NCPA - National Center for Policy Analysis

Open Water And Thin Ice In The Arctic

August 29, 2000

Open water at the top of the world isn't evidence that the North Pole is melting, as a recent New York Times article suggested. The hole is probably just a temporary opening in the ice pack, polar scientists say.

  • Holes in the ice can close after days or persist all season, said Drew Rothrock, a polar-ice expert at the University of Washington in Seattle.
  • In the Arctic, "it's not uncommon to have 10 percent open water in the summertime," added James Morison, also of the University of Washington.
  • Winds and physical stress can easily fracture the Arctic pack ice, which floats in a frozen mass and is not anchored to a continent as the Antarctic ice sheet is.

Still, the ice pack has been steadily shrinking and growing thinner over decades.
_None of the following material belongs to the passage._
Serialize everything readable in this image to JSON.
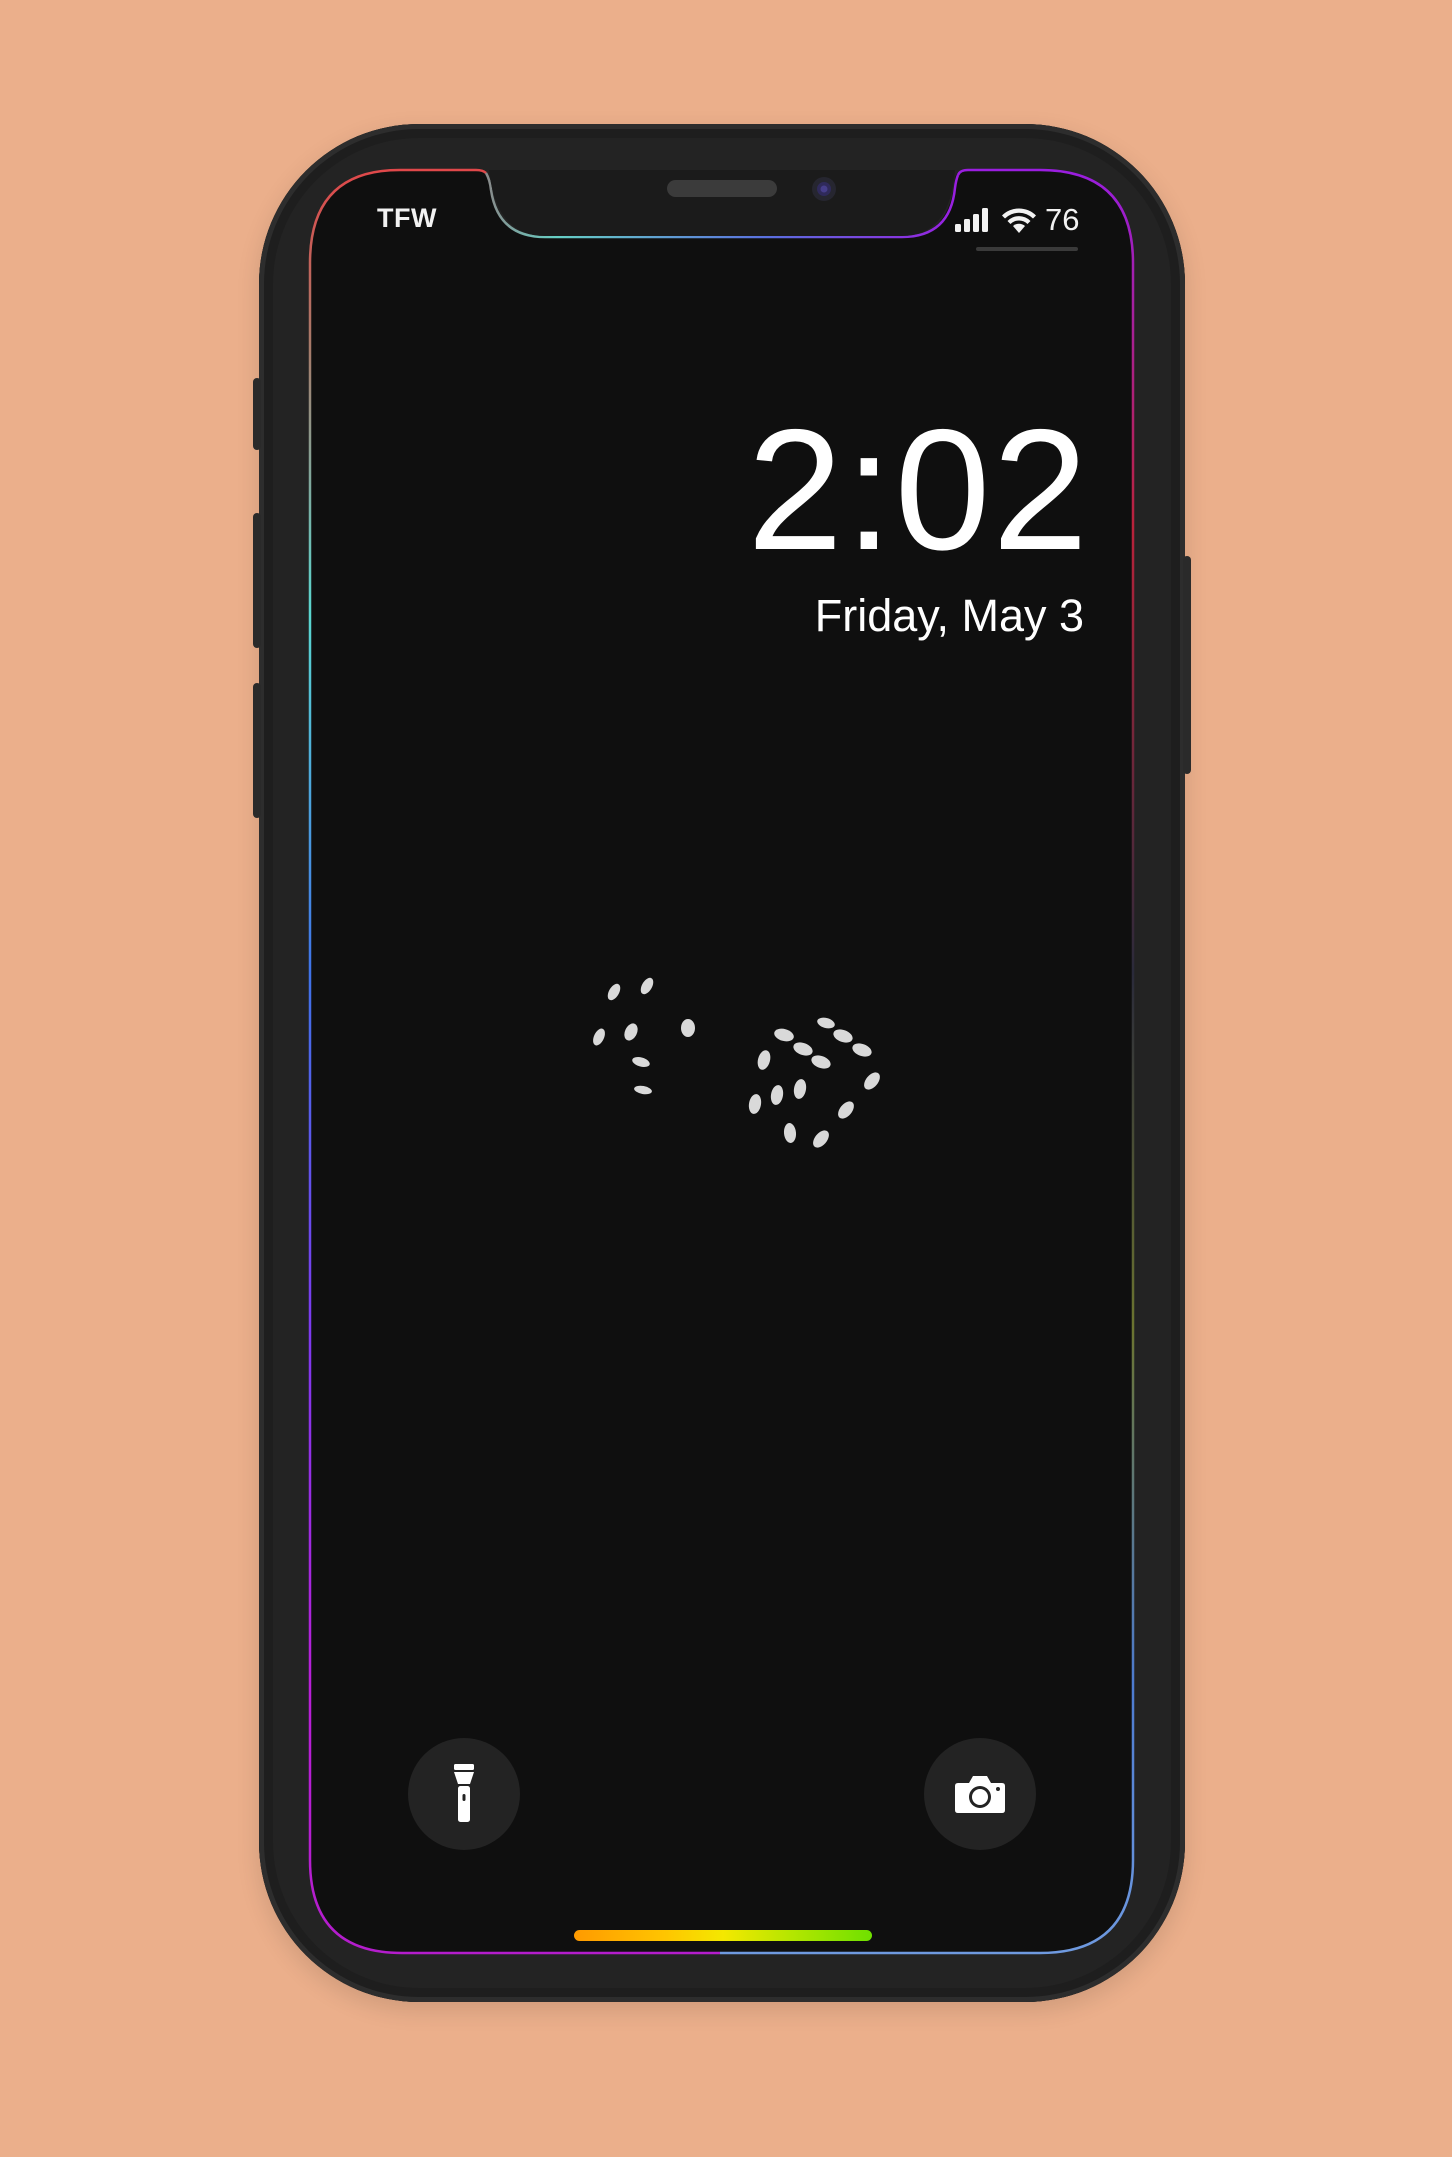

Records compiled by Navy submarines reveal the average end-of-summer ice thickness has slimmed from about 10 feet to 6 feet since 1958, according to data Rothrock and colleagues published recently in Geophysical Research Letters.

  • Satellite measurements show that the Arctic ice pack has been shrinking by about 3 percent per decade since 1978.
  • A team of Norwegian scientists recently reported in Science that multiyear ice -- which remains after the summer melt and is, on average, about three times thicker than seasonal ice -- is decreasing at a rate of 7 percent per decade.

But it's a stretch to tie any specific hole in the ice to climate change, said Mark Serreze, of the National Snow and Ice Data Center at the University of Colorado.